My guess is, most of this is going to have to be done manually? If so, I’d suggest the user experience is going to be poor, and that is going to reflect on the business.

Nowdays, people expect these things to work in real-time, with automatic booking etc. The days of people happy to send in a “request”, then wait for hours/days for a reply are gone. Users want to get this stuff sorted instantly then move on. Not sit and wait for a reply that their dates are available and how much it’s going to cost, before then arranging their trip.

IMO, your client is not thinking through the entire user experience, or taking into account what users expect nowadays. But of course, other than what you’ve posted here I know nothing of the userbase or client, so it could be this sort of “old skool” approach is entirely acceptable.

1 Like

Hi TR thanks so much for your input.
I hear what you are saying. But I think the problem is that Airbnb only allow a max of 90 days a year per property. The reamining days must be rented /paid for another way. My client has 3 properties that are rented /rentable throught the year.
Yes my client would have to send a confirming email that includes the payment link. Yes this would mean no INSTANT purchase. I dont see a way around it as I feel allowing them to book from the site whithout the owners input would lead to even more problems

My understanding is that that limit varies by location, and that limit is a legal limit placed on the property owner. They don’t care how or what agent rents the place, and the host (owner) is responsible for fines.

Local authorities around the world have started pushing back against short term rentals and home-sharing (without the host present).

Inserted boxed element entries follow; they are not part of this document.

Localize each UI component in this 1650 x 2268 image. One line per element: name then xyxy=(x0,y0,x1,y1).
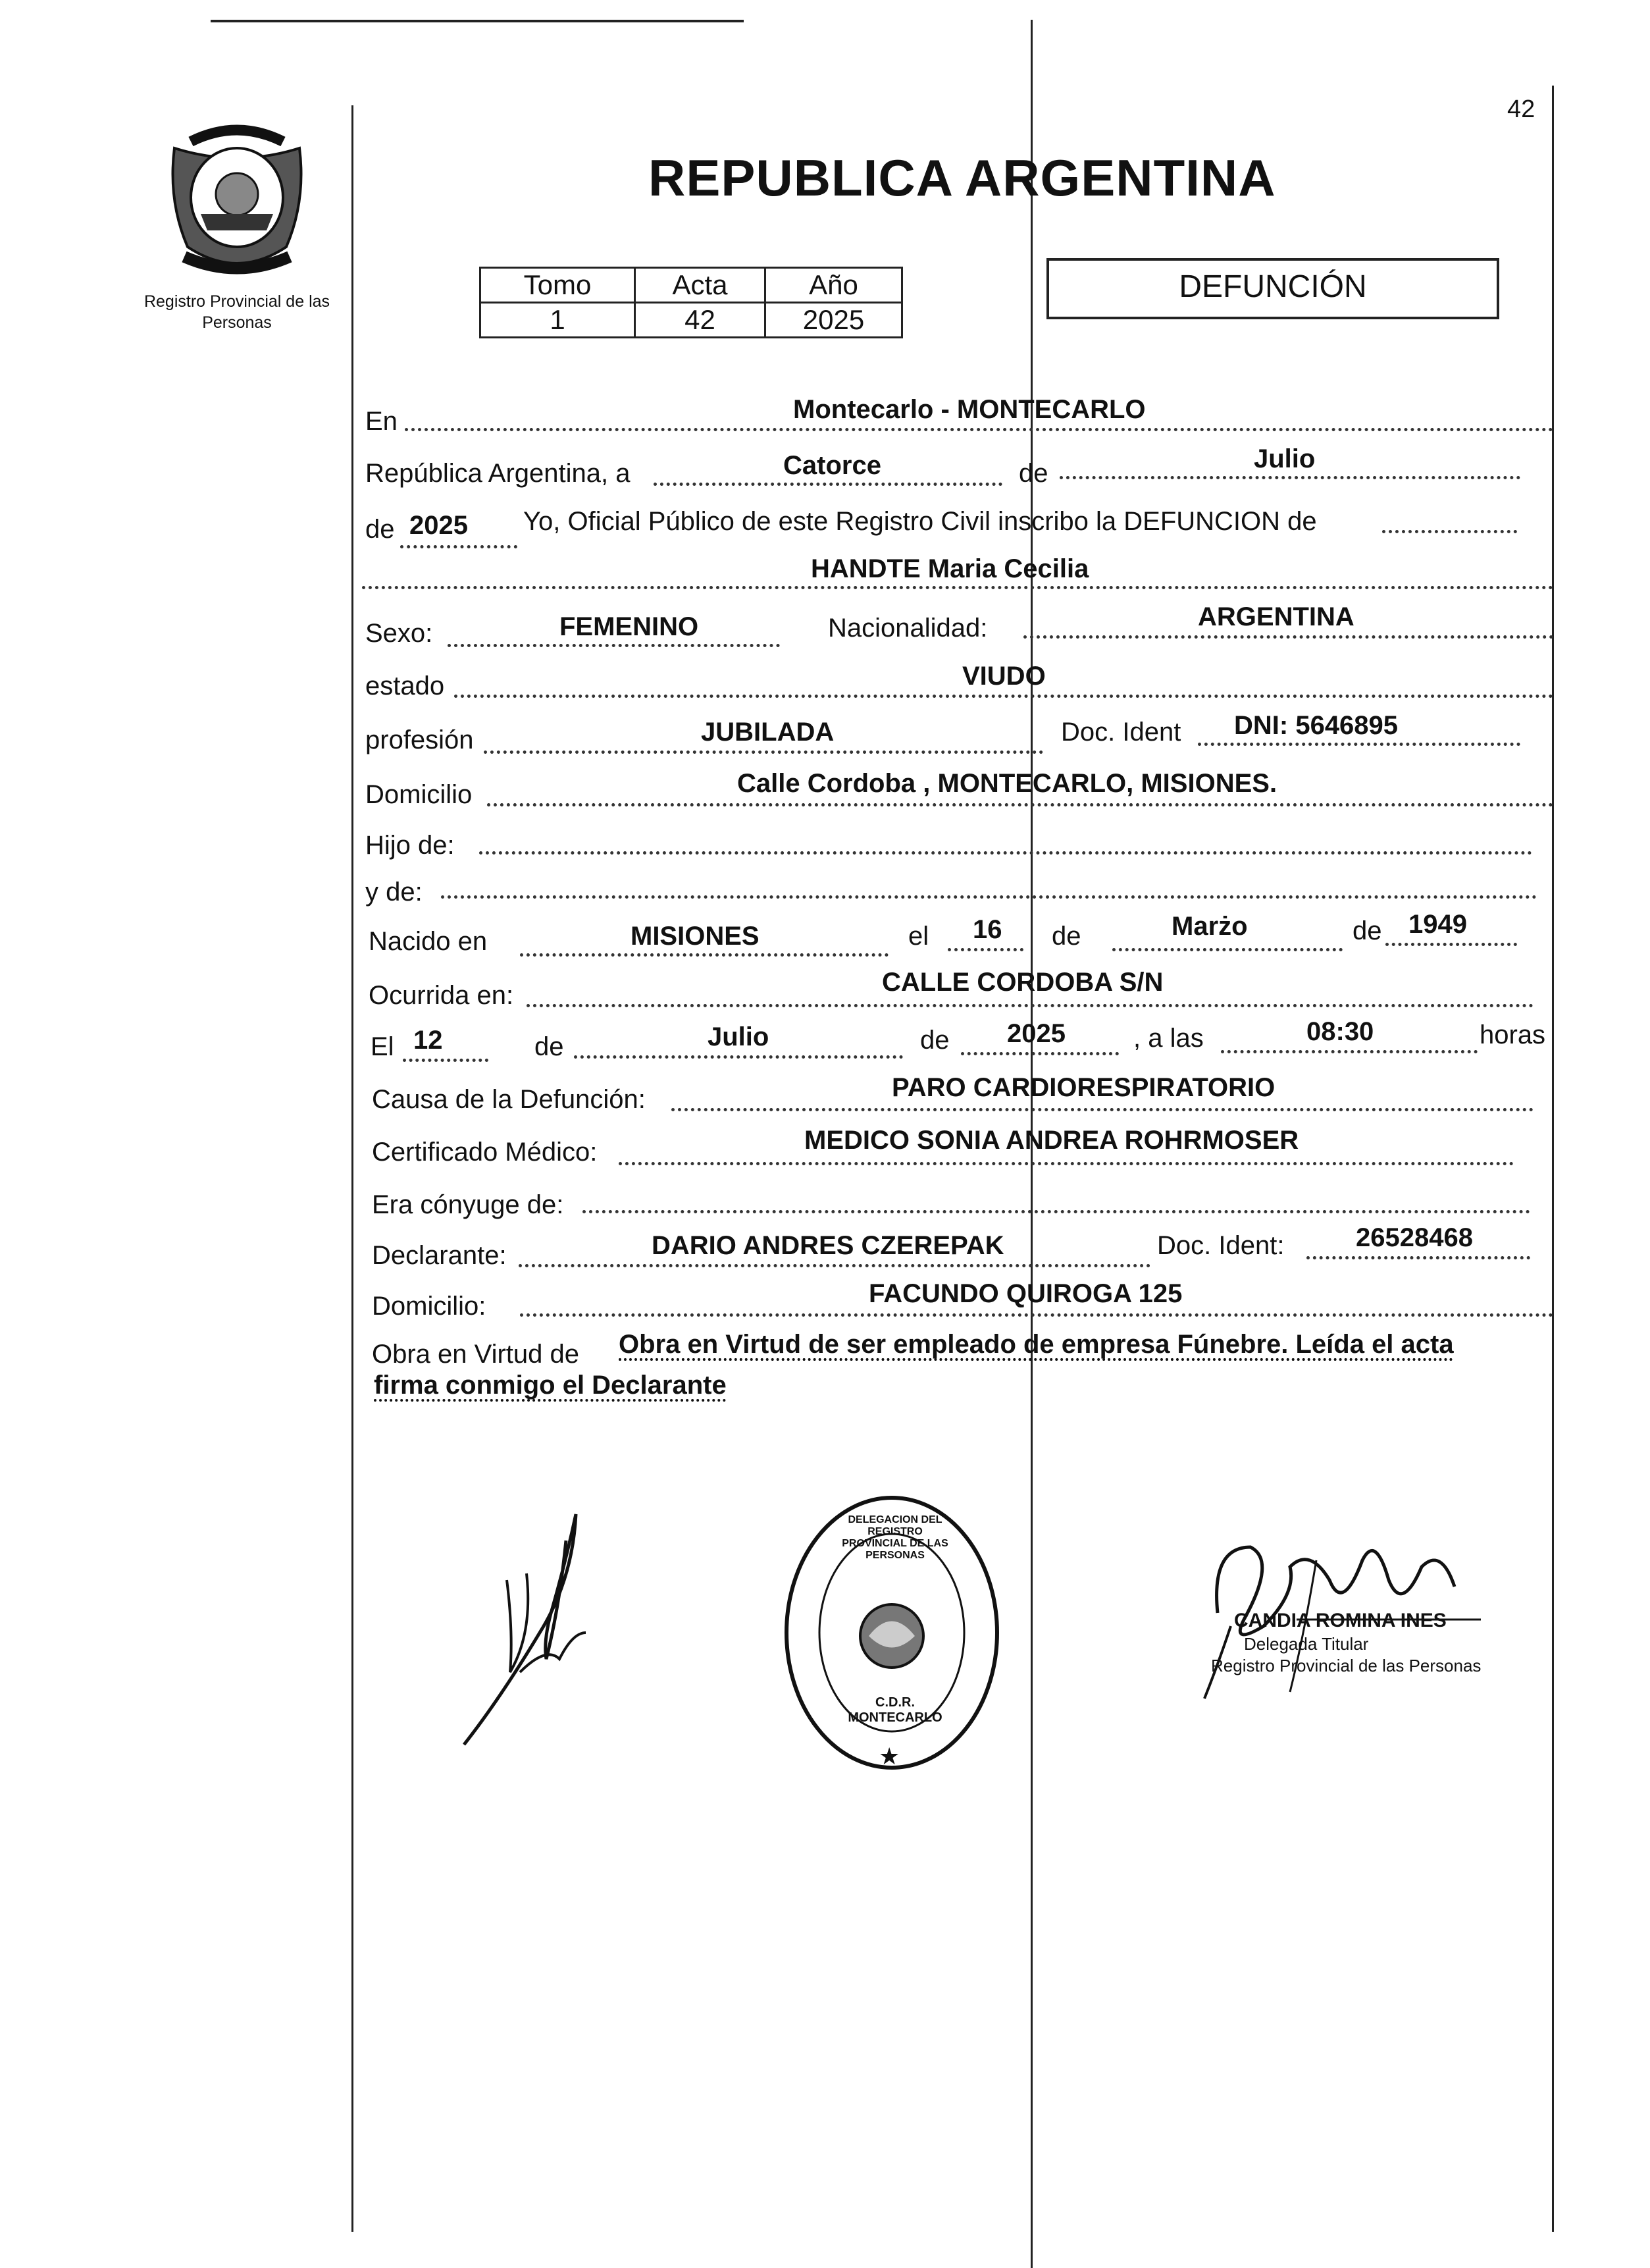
dots-fallec-mes xyxy=(574,1055,903,1059)
label-a-las: , a las xyxy=(1133,1024,1204,1053)
dots-yo-end xyxy=(1382,530,1517,533)
label-certificado: Certificado Médico: xyxy=(372,1138,598,1167)
dots-nac-dia xyxy=(948,948,1023,951)
label-de-3: de xyxy=(1052,922,1081,951)
dots-nacionalidad xyxy=(1023,635,1553,639)
value-localidad: Montecarlo - MONTECARLO xyxy=(793,395,1146,424)
left-margin-line xyxy=(351,105,353,2232)
label-doc-ident-2: Doc. Ident: xyxy=(1157,1231,1285,1260)
value-nac-anio: 1949 xyxy=(1408,910,1467,939)
label-domicilio-2: Domicilio: xyxy=(372,1292,486,1321)
declarant-signature xyxy=(461,1501,632,1751)
value-dni: DNI: 5646895 xyxy=(1234,711,1399,740)
label-nacionalidad: Nacionalidad: xyxy=(828,614,988,643)
dots-dni xyxy=(1198,743,1520,746)
value-domicilio: Calle Cordoba , MONTECARLO, MISIONES. xyxy=(737,769,1277,798)
page-title: REPUBLICA ARGENTINA xyxy=(648,149,1276,207)
dots-nac-mes xyxy=(1112,948,1343,951)
dots-sexo xyxy=(448,644,780,647)
label-hijo-de: Hijo de: xyxy=(365,831,455,860)
label-en: En xyxy=(365,407,398,436)
label-estado: estado xyxy=(365,672,445,700)
dots-declarante-doc xyxy=(1306,1256,1530,1259)
dots-domicilio xyxy=(487,803,1553,806)
label-yo-oficial: Yo, Oficial Público de este Registro Civil inscribo la DEFUNCION de xyxy=(523,507,1317,536)
label-obra: Obra en Virtud de xyxy=(372,1340,580,1369)
value-declarante-doc: 26528468 xyxy=(1356,1223,1473,1252)
dots-nac-anio xyxy=(1385,943,1517,946)
value-nac-dia: 16 xyxy=(973,915,1002,944)
dots-anio xyxy=(400,545,517,548)
value-dia: Catorce xyxy=(783,451,881,480)
value-ocurrida-en: CALLE CORDOBA S/N xyxy=(882,968,1164,997)
provincial-seal-icon xyxy=(161,122,313,280)
dots-declarante-domicilio xyxy=(520,1313,1553,1317)
top-scan-line xyxy=(211,20,744,22)
label-nacido-en: Nacido en xyxy=(369,927,488,956)
dots-certificado xyxy=(619,1162,1514,1165)
value-anio: 2025 xyxy=(409,511,468,540)
label-declarante: Declarante: xyxy=(372,1241,507,1270)
value-fallec-dia: 12 xyxy=(413,1026,443,1055)
label-y-de: y de: xyxy=(365,878,423,907)
value-nac-mes: Marżo xyxy=(1172,912,1248,941)
ref-value-tomo: 1 xyxy=(480,303,635,338)
dots-profesion xyxy=(484,751,1043,754)
label-causa: Causa de la Defunción: xyxy=(372,1085,646,1114)
dots-nombre xyxy=(362,586,1553,589)
dots-localidad xyxy=(405,428,1553,431)
stamp-outer-text: DELEGACION DEL REGISTRO PROVINCIAL DE LAS PERSONAS xyxy=(842,1514,948,1561)
registry-name: Registro Provincial de las Personas xyxy=(143,292,330,332)
value-causa: PARO CARDIORESPIRATORIO xyxy=(892,1073,1276,1102)
label-horas: horas xyxy=(1480,1020,1546,1049)
dots-ocurrida-en xyxy=(527,1004,1534,1007)
label-de-2: de xyxy=(365,515,395,544)
dots-estado xyxy=(454,695,1553,698)
dots-fallec-anio xyxy=(961,1052,1119,1055)
dots-declarante xyxy=(519,1264,1150,1267)
right-margin-line xyxy=(1552,86,1554,2232)
ref-header-tomo: Tomo xyxy=(480,268,635,303)
label-el-cap: El xyxy=(371,1032,394,1061)
dots-hijo-de xyxy=(479,851,1532,855)
dots-dia xyxy=(654,483,1002,486)
label-sexo: Sexo: xyxy=(365,619,433,648)
value-obra-linea-1: Obra en Virtud de ser empleado de empresa Fúnebre. Leída el acta xyxy=(619,1330,1454,1359)
value-nacido-en: MISIONES xyxy=(631,922,760,951)
value-nombre: HANDTE Maria Cecilia xyxy=(811,554,1089,583)
value-fallec-mes: Julio xyxy=(708,1022,769,1051)
ref-value-anio: 2025 xyxy=(765,303,902,338)
label-domicilio: Domicilio xyxy=(365,780,473,809)
value-declarante: DARIO ANDRES CZEREPAK xyxy=(652,1231,1004,1260)
official-role: Delegada Titular xyxy=(1244,1634,1369,1654)
official-registry: Registro Provincial de las Personas xyxy=(1211,1656,1482,1675)
label-de-5: de xyxy=(534,1032,564,1061)
official-name: CANDIA ROMINA INES xyxy=(1234,1610,1447,1631)
document-type-box: DEFUNCIÓN xyxy=(1046,258,1499,319)
dots-causa xyxy=(671,1108,1534,1111)
ref-value-acta: 42 xyxy=(635,303,765,338)
label-doc-ident: Doc. Ident xyxy=(1061,718,1181,747)
value-hora: 08:30 xyxy=(1306,1017,1374,1046)
dots-hora xyxy=(1221,1050,1478,1053)
dots-y-de xyxy=(441,895,1537,899)
dots-mes xyxy=(1060,476,1520,479)
label-de-1: de xyxy=(1019,459,1048,488)
dots-nacido-en xyxy=(520,953,889,957)
label-de-4: de xyxy=(1353,916,1382,945)
label-de-6: de xyxy=(920,1026,950,1055)
label-el: el xyxy=(908,922,929,951)
label-ocurrida-en: Ocurrida en: xyxy=(369,981,514,1010)
ref-header-anio: Año xyxy=(765,268,902,303)
label-profesion: profesión xyxy=(365,725,474,754)
value-nacionalidad: ARGENTINA xyxy=(1198,602,1354,631)
value-mes: Julio xyxy=(1254,444,1316,473)
value-certificado: MEDICO SONIA ANDREA ROHRMOSER xyxy=(804,1126,1299,1155)
value-sexo: FEMENINO xyxy=(559,612,699,641)
value-obra-linea-2: firma conmigo el Declarante xyxy=(374,1371,727,1400)
value-profesion: JUBILADA xyxy=(701,718,835,747)
label-conyuge: Era cónyuge de: xyxy=(372,1190,564,1219)
value-fallec-anio: 2025 xyxy=(1007,1019,1066,1048)
value-estado: VIUDO xyxy=(962,662,1046,691)
stamp-inner-text: C.D.R. MONTECARLO xyxy=(848,1695,942,1725)
value-declarante-domicilio: FACUNDO QUIROGA 125 xyxy=(869,1279,1183,1308)
svg-text:★: ★ xyxy=(879,1743,900,1770)
dots-fallec-dia xyxy=(403,1059,488,1062)
label-republica: República Argentina, a xyxy=(365,459,631,488)
reference-table xyxy=(479,267,903,338)
page-number: 42 xyxy=(1507,95,1535,123)
ref-header-acta: Acta xyxy=(635,268,765,303)
dots-conyuge xyxy=(582,1210,1530,1213)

Airbnb Regulations in Major Cities across the US and Europe (getpaidforyourpad.com)

1 Like

@Figo This comment is along the lines of @teefers . It’s not that Airbnb chose to put the limits, this is dictated by the city or region the housing is located. … and more importantly, the owner of the properties knows this very well. There are a number of choice words I could use for such an owner but I’ll refrain from swearing online. I realize this is a paying gig for you … but be careful of the devil you choose to dance with. Perhaps there’s a legit explanation for all this … but sounds fishy right now.

1 Like

Hi there. Here’s a subject on which I can speak with at least some authority!:grin: we run a B&B on our farm and use airbnb, booking.com and VRBO as well as our own direct site. Double bookings are a real issue once you get beyond one booking site. You effectively need to build a real time message hub and we decided to implement Siteminder for this as it connects all but one of our channels (vrbo is in progress) as well as giving us a direct booking embed into our RW site. It costs us per month but the siteminder product updates the other channels within seconds and we leave all the availability issues to them. For the peace of mind, it is worth it and I spend more time on the bits I can really influence on my site. Hope this helps!

1 Like

This topic was automatically closed 30 days after the last reply. New replies are no longer allowed.